Mr. King went out on the road and never came back after one of his first recordings reached the top of the rhythm-and-blues charts in 1951. He began in juke joints, country dance halls and ghetto nightclubs, playing 342 one-night stands in 1956 and 200 to 300 shows a year for a half-century thereafter, rising to concert halls, casino main stages and international acclaim.
He was embraced by rock ’n’ roll fans of the 1960s and ’70s, who remained loyal as they grew older together. His playing influenced many of the most successful rock guitarists of the era, including Eric Clapton and Jimi Hendrix.
Mr. King considered a 1968 performance at the Fillmore West, the San Francisco rock palace, to have been the moment of his commercial breakthrough, he told a public-television interviewer in 2003. A few years earlier, he recalled, an M.C. in an elegant Chicago club had introduced him thus: “O.K., folks, time to pull out your chitlin’s and your collard greens, your pigs’ feet and your watermelons, because here is B. B. King.” It had infuriated him.

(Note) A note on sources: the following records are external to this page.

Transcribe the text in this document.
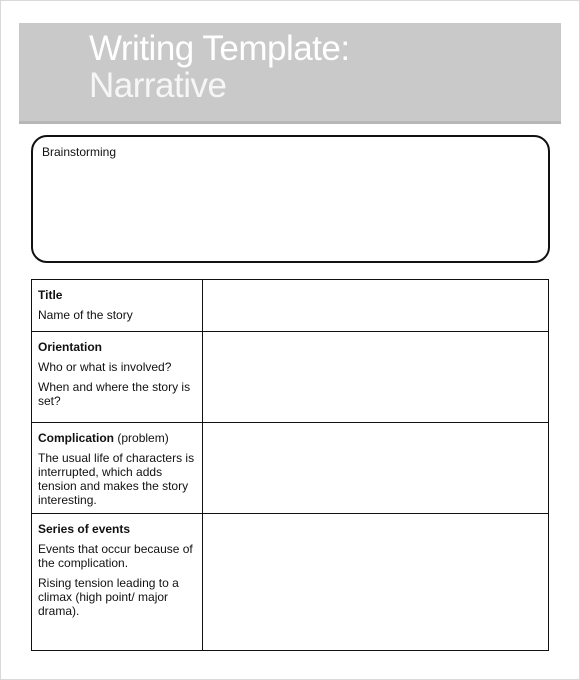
Writing Template:
Narrative
Brainstorming
Title
Name of the story	

Orientation
Who or what is involved?
When and where the story is set?	

Complication (problem)
The usual life of characters is interrupted, which adds tension and makes the story interesting.	

Series of events
Events that occur because of the complication.
Rising tension leading to a climax (high point/ major drama).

When he saw “longhaired white people” lining up outside the Fillmore, he said, he told his road manager, “I think they booked us in the wrong place.” Then the promoter Bill Graham introduced him to the sold-out crowd: “Ladies and gentlemen, I bring you the chairman of the board, B. B. King.”
“Everybody stood up, and I cried,” Mr. King said. “That was the beginning of it.”
He was an amazing live performer, and kept playing right up to the end of his life. This song, “The Thrill is Gone” was his signature tune.
Now, I feel like I hate Eric Clapton, but this can’t be right because I love some Eric Clapton songs! Like who doesn’t love “White Room“? And “Bell-Bottom Blues” off Layla is actually the jam. It’s just an excellent album, really, but was over-played. But that’s because—Duane Allman no backsies.
I also like the spectacularly goofy “Anyone For Tennis.” (You need to watch that video.) It’s just like the Spinal Tap “Cakes and Tea” song. And “Let It Grow,” similar in a “you need to be stoned tho” way.